Die von der Insolvenz betroffenen 180 Mitarbeiter haben jetzt zu einem ungewöhnlichen Schritt gegriffen und sich in einem Schreiben an unsere Zeitung gewandt. Darin verweisen sie auf ihre Bereitschaft, eine Fortführung des Betriebs auch durch eigene Opfer wie Lohn- und Gehaltsverzicht zu unterstützen. Wörtlich heißt es in dem Schreiben: „Wir werden bis zum letzten Tag darum kämpfen, um das Unternehmen weiterführen zu können.“



Schwere Vorwürfe gegen den Insolvenzverwalter


Dem Insolvenzverwalter Haas wird in dem Schreiben vorgeworfen, das Verfahren zu lasch zu führen. Offenbar sei man an einer Weiterführung des Unternehmens nicht interessiert. Auch dem saarländischen Wirtschaftsminister Christoph Hartmann (FDP) wird in dem Schreiben unterstellt, nicht an der Rettung des Unternehmens interessiert zu sein. Schon vor der Insolvenz habe die damalige Unternehmensleitung beim Wirtschaftsminister um Hilfe gebeten.

Insolvenzverwalter Haas erklärte gegenüber unserer Zeitung, es sei „blanker Unsinn“, dass kein Interesse an einer Weiterführung des Unternehmens bestehe.  Der Geschäftsbetrieb laufe in vollem Umfang und solle auch künftig weitergeführt werden. Haas selbst führe gerade Gespräche mit zwei Interessenten, die „ein einigermaßen konkretes Interesse angemeldet haben, allerdings auf einer wirtschaftlich tragbaren Basis“.

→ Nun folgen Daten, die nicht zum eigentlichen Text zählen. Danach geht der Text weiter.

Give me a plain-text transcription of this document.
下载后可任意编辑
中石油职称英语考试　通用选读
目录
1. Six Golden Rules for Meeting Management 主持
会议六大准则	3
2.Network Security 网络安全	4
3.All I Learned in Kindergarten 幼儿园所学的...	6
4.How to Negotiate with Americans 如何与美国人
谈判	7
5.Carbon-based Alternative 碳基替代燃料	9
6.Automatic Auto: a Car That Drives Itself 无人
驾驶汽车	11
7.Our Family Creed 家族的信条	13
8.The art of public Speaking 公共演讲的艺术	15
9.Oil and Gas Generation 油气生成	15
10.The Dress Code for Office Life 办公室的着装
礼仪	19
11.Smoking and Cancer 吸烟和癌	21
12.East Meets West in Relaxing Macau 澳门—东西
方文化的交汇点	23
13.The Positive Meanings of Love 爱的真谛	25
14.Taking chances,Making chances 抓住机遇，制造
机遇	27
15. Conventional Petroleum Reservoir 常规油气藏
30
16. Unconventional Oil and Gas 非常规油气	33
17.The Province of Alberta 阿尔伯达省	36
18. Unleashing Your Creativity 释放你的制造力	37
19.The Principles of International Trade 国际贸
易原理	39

Das Insolvenzverfahren werde voraussichtlich am 1. September beginnen. Allerdings schränkte Haas ein, eine Fortführung des Betriebs „mit dem derzeitigen Firmenzuschnitt wird es nicht geben“. So seien zu viele teure Lkw im Einsatz. Insgesamt umfasst die Flotte nach Angaben der Mitarbeiter rund 130 Fahrzeuge und 30 Baumaschinen. Auch müssten die Kosten gedrückt werden, betont Haas weiter. Denn zur Insolvenz hätten „völlige Fehlkalkulationen bei den Preisen“ geführt. So habe das Unternehmen viele seiner Leistungen zu billig und damit nicht kostendeckend angeboten. Hinzugekommen seien erhebliche Verluste bei einer französischen Tochter des Unternehmens. Alle Angebote würden noch einmal nachkalkuliert, Angebote für neue Aufträge würden abgegeben, aber nur zeitnah.

Zu den Hauptkunden von Becker gehören die RAG sowie zahlreiche Autobahn-Großbaustellen im Ruhrgebiet und im Großraum Frankfurt.